Bila ku tahu jika pada kenyataannya aku mempunyai rasa padanya, apa yang harus ku lakukan? Jujur saja, aku sangat takut untuk jatuh cinta. Semoga ini bukan cinta, aku tidak ingin punya hal ini Tuhan.
Jangan biarkan aku untuk kembali merasakannya, cukup sekali dan kesimpulan yang ku dapat adalah, bahwa cinta itu sungguh menyakitkan. Kenapa harus begitu Tuhan? Kenapa harus sesakit ini?

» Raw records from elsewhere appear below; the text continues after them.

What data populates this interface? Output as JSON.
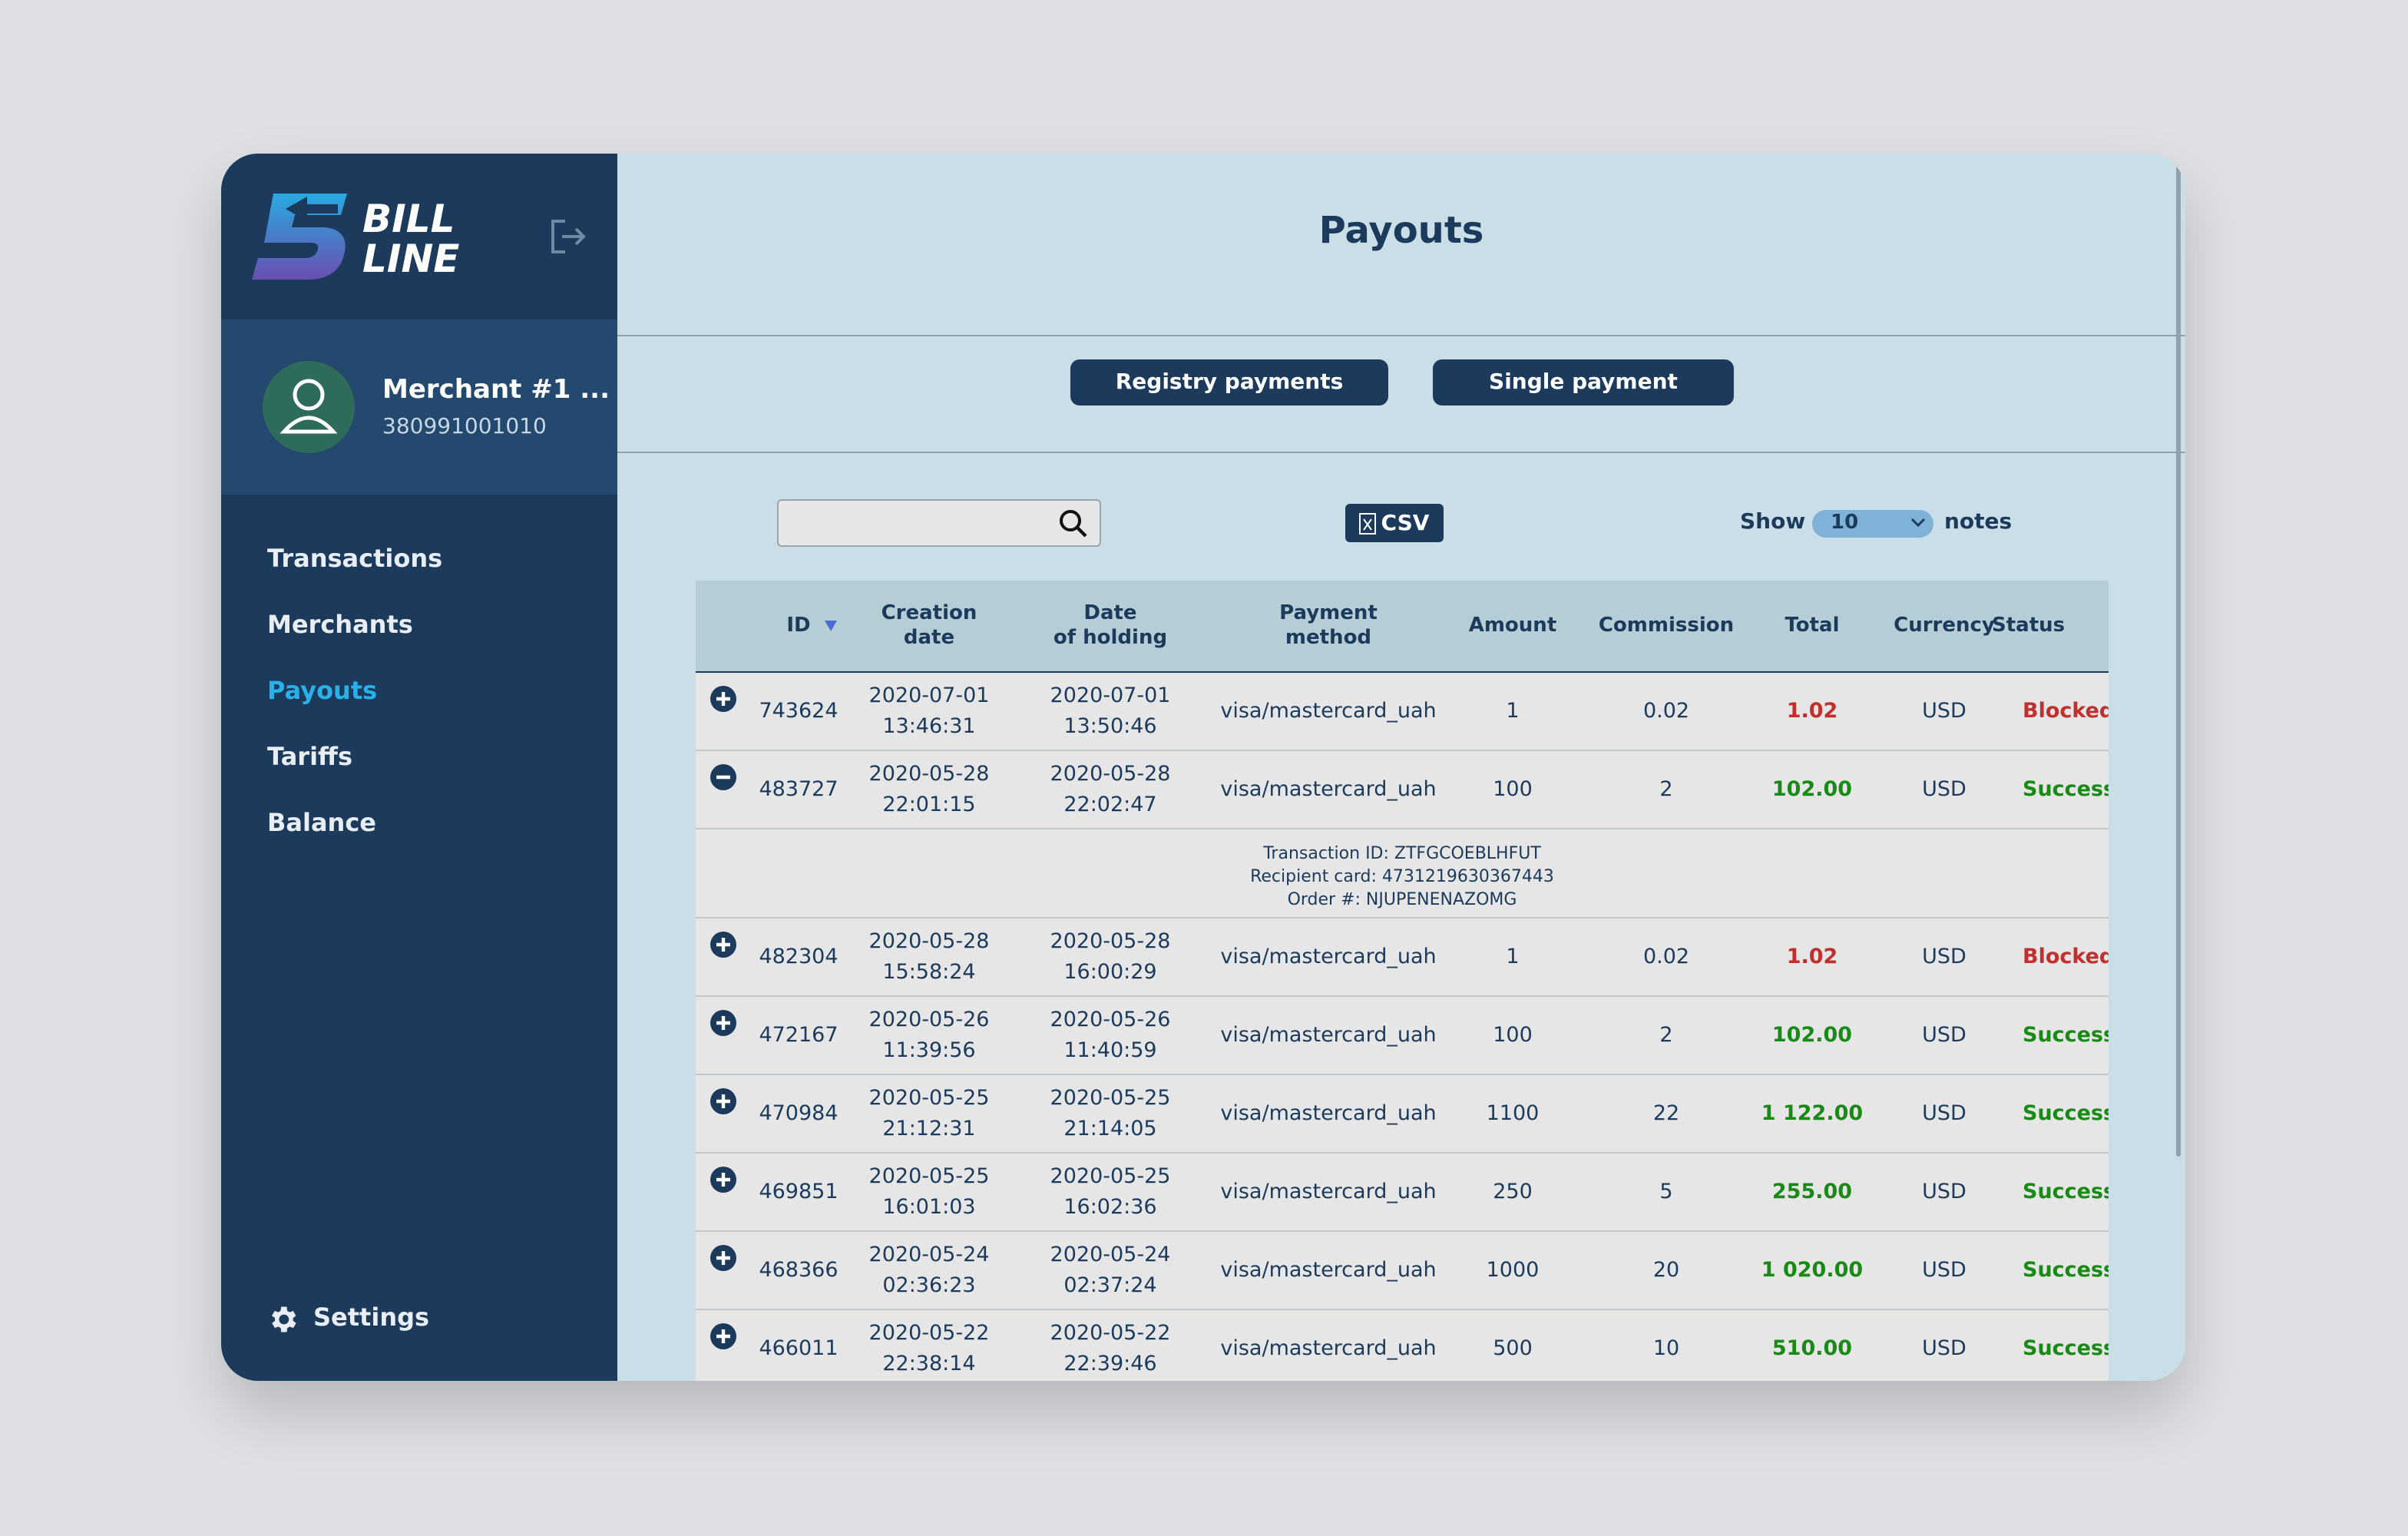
{
  "sidebar": {
    "logo": [
      "BILL",
      "LINE"
    ],
    "merchant": {
      "name": "Merchant #1 ...",
      "phone": "380991001010"
    },
    "nav": [
      "Transactions",
      "Merchants",
      "Payouts",
      "Tariffs",
      "Balance"
    ],
    "active": 2,
    "settings": "Settings"
  },
  "header": {
    "title": "Payouts"
  },
  "tabs": [
    "Registry payments",
    "Single payment"
  ],
  "toolbar": {
    "csv": "CSV",
    "show": "Show",
    "page_size": "10",
    "notes": "notes"
  },
  "table": {
    "columns": [
      "ID",
      "Creation\ndate",
      "Date\nof holding",
      "Payment\nmethod",
      "Amount",
      "Commission",
      "Total",
      "Currency",
      "Status"
    ],
    "rows": [
      [
        "743624",
        "2020-07-01\n13:46:31",
        "2020-07-01\n13:50:46",
        "visa/mastercard_uah",
        "1",
        "0.02",
        "1.02",
        "USD",
        "Blocked"
      ],
      [
        "483727",
        "2020-05-28\n22:01:15",
        "2020-05-28\n22:02:47",
        "visa/mastercard_uah",
        "100",
        "2",
        "102.00",
        "USD",
        "Success"
      ],
      [
        "482304",
        "2020-05-28\n15:58:24",
        "2020-05-28\n16:00:29",
        "visa/mastercard_uah",
        "1",
        "0.02",
        "1.02",
        "USD",
        "Blocked"
      ],
      [
        "472167",
        "2020-05-26\n11:39:56",
        "2020-05-26\n11:40:59",
        "visa/mastercard_uah",
        "100",
        "2",
        "102.00",
        "USD",
        "Success"
      ],
      [
        "470984",
        "2020-05-25\n21:12:31",
        "2020-05-25\n21:14:05",
        "visa/mastercard_uah",
        "1100",
        "22",
        "1 122.00",
        "USD",
        "Success"
      ],
      [
        "469851",
        "2020-05-25\n16:01:03",
        "2020-05-25\n16:02:36",
        "visa/mastercard_uah",
        "250",
        "5",
        "255.00",
        "USD",
        "Success"
      ],
      [
        "468366",
        "2020-05-24\n02:36:23",
        "2020-05-24\n02:37:24",
        "visa/mastercard_uah",
        "1000",
        "20",
        "1 020.00",
        "USD",
        "Success"
      ],
      [
        "466011",
        "2020-05-22\n22:38:14",
        "2020-05-22\n22:39:46",
        "visa/mastercard_uah",
        "500",
        "10",
        "510.00",
        "USD",
        "Success"
      ]
    ],
    "expanded": 1,
    "details": [
      "Transaction ID: ZTFGCOEBLHFUT",
      "Recipient card: 4731219630367443",
      "Order #: NJUPENENAZOMG"
    ]
  }
}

Mungkin ini adalah hal gila yang tak perlu ku bahas, seharusnya. Tapi aku disini hanya ingin bicara kenyataan yang ku rasa. Silahkan orang bebas mau menolak, tapi inilah kenyataan yang ku dapat dari sebuah nama “Cinta”. Berbeda itu wajar, aku tidak marah jika pendapatmu dan pendapatku tak sama. Tapi jangan juga berprotes jika aku berkata, kalau cinta itu sumber segala sakit yang paling menyakitkan yang tak kasat mata.